COMMON WATCH BRACELETS
The Oyster Bracelet
Technically the oyster bracelet, like a few other bracelet styles here, is a Rolex invention. But because of the 1947 design’s enormous versatility and its widespread use by practically every watchmaker in the world, the name has been co-opted by the industry at large, and now refers to any watch bracelet made after the original, no matter the brand.

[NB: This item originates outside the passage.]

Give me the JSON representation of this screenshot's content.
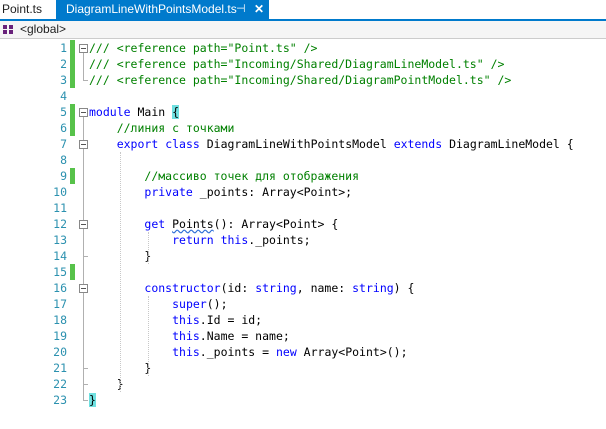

This popular bracelet style is characterized by a sturdy-yet-comfortable three-link pattern, sometimes referred to as an H-link pattern depending on the watchmaker and exactly how the links are arranged. You’ll usually find oyster bracelets on dive and sport watches, and almost never on true dress watches. Some oyster bracelets taper from lug to clasp, and some remain at lug width all the way around.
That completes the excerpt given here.